そしてその後すぐに二人はカミーラ城をお暇し、そんなこんなで魔王城への帰り道。
「……なんか、話が終わったらパパっと追い出されちまったな」
「それは間違いなくランスさんが悪いわね。なら協力の証にセックスでもしようぜがははー、……なんて言い出さなきゃ、もしかしたら一泊ぐらいは停めてくれたかもしれないのに」
「ぬぅ。やはりセックスは難しかったか。でも結果的にはここにまで来た甲斐があったじゃないか。なぁシルキィちゃん」
「……まぁね。カミーラから一時的な協力を取り付られた事は大きいかもしれないわね」
最大の目的こそ叶わなかったが、派閥戦争を勝利する為の大きな足掛かりを掴めた。
その事に上機嫌のランスの一方、隣を歩くシルキィはずっと難しい顔をしていて。
「……けどねぇ。協力とは言っても、カミーラの言葉をどれだけ信用して良いものやら……」
「あいつが俺達を騙しているかもってか? 大丈夫だって。あいつはそんな事でウソを吐くようなヤツじゃないだろ」
「……ま、それはそうかもね。カミーラは誰よりもプライドが高いような魔人だし」
自尊心の強いあの魔人の事、虚言でもって自分達を罠に陥れようとはしないだろう。

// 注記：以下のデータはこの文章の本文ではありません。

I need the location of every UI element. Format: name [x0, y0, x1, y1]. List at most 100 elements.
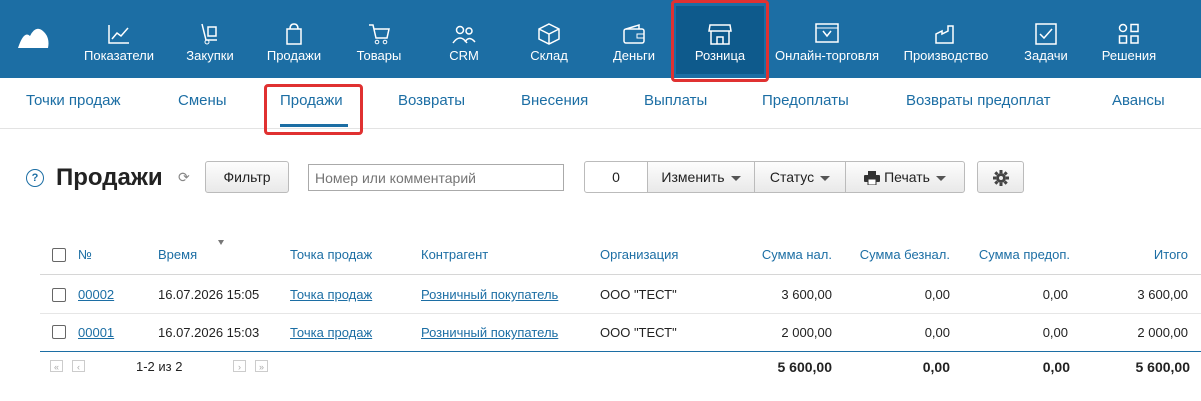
nav-item-label: Склад — [530, 48, 568, 63]
gear-icon — [992, 170, 1009, 187]
chevron-down-icon — [730, 175, 741, 181]
nav-item-label: Задачи — [1024, 48, 1068, 63]
wallet-icon — [623, 23, 645, 44]
nav-item-production[interactable]: Производство — [898, 6, 994, 74]
settings-button[interactable] — [977, 161, 1024, 193]
nav-item-money[interactable]: Деньги — [604, 6, 664, 74]
prev-page-icon[interactable]: ‹ — [72, 360, 85, 372]
sort-desc-icon — [218, 240, 224, 245]
top-navigation: Показатели Закупки Продажи Товары CRM Ск… — [0, 0, 1201, 78]
help-icon[interactable]: ? — [26, 169, 44, 187]
row-sale-point-link[interactable]: Точка продаж — [290, 325, 372, 340]
refresh-icon[interactable]: ⟳ — [178, 170, 192, 184]
sub-navigation: Точки продаж Смены Продажи Возвраты Внес… — [0, 78, 1201, 129]
row-prepaid: 0,00 — [1042, 325, 1068, 340]
nav-item-label: Онлайн-торговля — [774, 48, 880, 63]
print-label: Печать — [884, 169, 930, 185]
nav-item-online-trade[interactable]: Онлайн-торговля — [770, 6, 884, 74]
pagination-text: 1-2 из 2 — [136, 359, 183, 374]
shopping-cart-icon — [369, 24, 390, 45]
filter-button[interactable]: Фильтр — [205, 161, 289, 193]
tab-sale-points[interactable]: Точки продаж — [26, 92, 121, 109]
nav-item-sales[interactable]: Продажи — [262, 6, 326, 74]
row-organization: ООО "ТЕСТ" — [600, 287, 677, 302]
nav-item-label: Показатели — [84, 48, 154, 63]
column-header-time[interactable]: Время — [158, 247, 197, 262]
column-header-total[interactable]: Итого — [1100, 247, 1188, 262]
row-cash: 3 600,00 — [781, 287, 832, 302]
change-button[interactable]: Изменить — [647, 161, 755, 193]
nav-item-label: Закупки — [186, 48, 234, 63]
logo-icon[interactable] — [14, 22, 54, 52]
box-icon — [538, 23, 560, 45]
tab-deposits[interactable]: Внесения — [521, 92, 588, 109]
row-counterparty-link[interactable]: Розничный покупатель — [421, 325, 558, 340]
nav-item-label: Товары — [356, 48, 402, 63]
tab-prepayment-returns[interactable]: Возвраты предоплат — [906, 92, 1051, 109]
column-header-cashless[interactable]: Сумма безнал. — [850, 247, 950, 262]
row-cashless: 0,00 — [924, 325, 950, 340]
row-prepaid: 0,00 — [1042, 287, 1068, 302]
total-cashless: 0,00 — [922, 359, 950, 375]
total-cash: 5 600,00 — [777, 359, 833, 375]
status-button[interactable]: Статус — [754, 161, 846, 193]
column-header-sale-point[interactable]: Точка продаж — [290, 247, 372, 262]
column-header-organization[interactable]: Организация — [600, 247, 678, 262]
nav-item-label: Деньги — [613, 48, 655, 63]
nav-item-label: CRM — [449, 48, 479, 63]
next-page-icon[interactable]: › — [233, 360, 246, 372]
row-number-link[interactable]: 00002 — [78, 287, 114, 302]
row-total: 2 000,00 — [1137, 325, 1188, 340]
first-page-icon[interactable]: « — [50, 360, 63, 372]
total-sum: 5 600,00 — [1135, 359, 1191, 375]
tab-payouts[interactable]: Выплаты — [644, 92, 707, 109]
search-input[interactable] — [308, 164, 564, 191]
header-divider — [40, 274, 1201, 275]
row-cashless: 0,00 — [924, 287, 950, 302]
online-store-icon — [815, 23, 839, 43]
row-sale-point-link[interactable]: Точка продаж — [290, 287, 372, 302]
row-divider — [40, 313, 1201, 314]
last-page-icon[interactable]: » — [255, 360, 268, 372]
printer-icon — [864, 171, 881, 186]
nav-item-indicators[interactable]: Показатели — [80, 6, 158, 74]
cart-dolly-icon — [201, 23, 217, 45]
column-header-number[interactable]: № — [78, 247, 92, 262]
total-prepaid: 0,00 — [1042, 359, 1070, 375]
selected-count: 0 — [584, 161, 648, 193]
row-checkbox[interactable] — [52, 288, 66, 302]
row-number-link[interactable]: 00001 — [78, 325, 114, 340]
column-header-cash[interactable]: Сумма нал. — [740, 247, 832, 262]
tab-shifts[interactable]: Смены — [178, 92, 227, 109]
tab-advances[interactable]: Авансы — [1112, 92, 1165, 109]
change-label: Изменить — [661, 169, 725, 185]
row-counterparty-link[interactable]: Розничный покупатель — [421, 287, 558, 302]
row-time: 16.07.2026 15:03 — [158, 325, 260, 340]
nav-item-label: Решения — [1101, 48, 1157, 63]
nav-item-tasks[interactable]: Задачи — [1018, 6, 1074, 74]
nav-item-solutions[interactable]: Решения — [1096, 6, 1162, 74]
nav-item-goods[interactable]: Товары — [350, 6, 408, 74]
users-icon — [452, 25, 476, 44]
highlight-sales-tab — [264, 84, 363, 135]
nav-item-label: Производство — [903, 48, 989, 63]
highlight-retail — [671, 0, 769, 82]
nav-item-warehouse[interactable]: Склад — [520, 6, 578, 74]
tab-prepayments[interactable]: Предоплаты — [762, 92, 849, 109]
page-title: Продажи — [56, 164, 163, 191]
select-all-checkbox[interactable] — [52, 248, 66, 262]
row-time: 16.07.2026 15:05 — [158, 287, 260, 302]
tab-returns[interactable]: Возвраты — [398, 92, 465, 109]
row-organization: ООО "ТЕСТ" — [600, 325, 677, 340]
checkbox-icon — [1035, 23, 1057, 45]
column-header-counterparty[interactable]: Контрагент — [421, 247, 488, 262]
nav-item-label: Продажи — [266, 48, 322, 63]
print-button[interactable]: Печать — [845, 161, 965, 193]
chevron-down-icon — [935, 175, 946, 181]
nav-item-crm[interactable]: CRM — [436, 6, 492, 74]
row-checkbox[interactable] — [52, 325, 66, 339]
chevron-down-icon — [820, 175, 831, 181]
nav-item-purchases[interactable]: Закупки — [180, 6, 240, 74]
column-header-prepaid[interactable]: Сумма предоп. — [968, 247, 1070, 262]
apps-icon — [1118, 23, 1139, 44]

そこまでして自分達の命を奪いたいのなら、先程自らの手でそうしているはずだ。
それはシルキィも同意する所だったのだが、それでも気になるのは協力への対価について。
「……それにしても、あと2ヶ月以内に……っていうのはどういう理由なのかしら」
「そりゃ本人が言ってた通り、戦争続きの魔物界に飽きたって事じゃねーの?」
「……けど、そんな理由であのカミーラがホーネット派に協力なんてするかな……」
うーん、と唸るシルキィだったが、結局その謎が解ける事は無かった。
それはある意味とても馬鹿馬鹿しくて、しかし当人にとってはとても煩わしい切実な問題。
カミーラの懸念、それは来年の2月の後半頃。
本日の日付、ランスがカミーラの城を訪れた今日はLP7年の11月の中頃の事で。
つまりその3ヶ月後、カミーラにとって避けられない祝宴、自身の誕生日が迫ってきていた。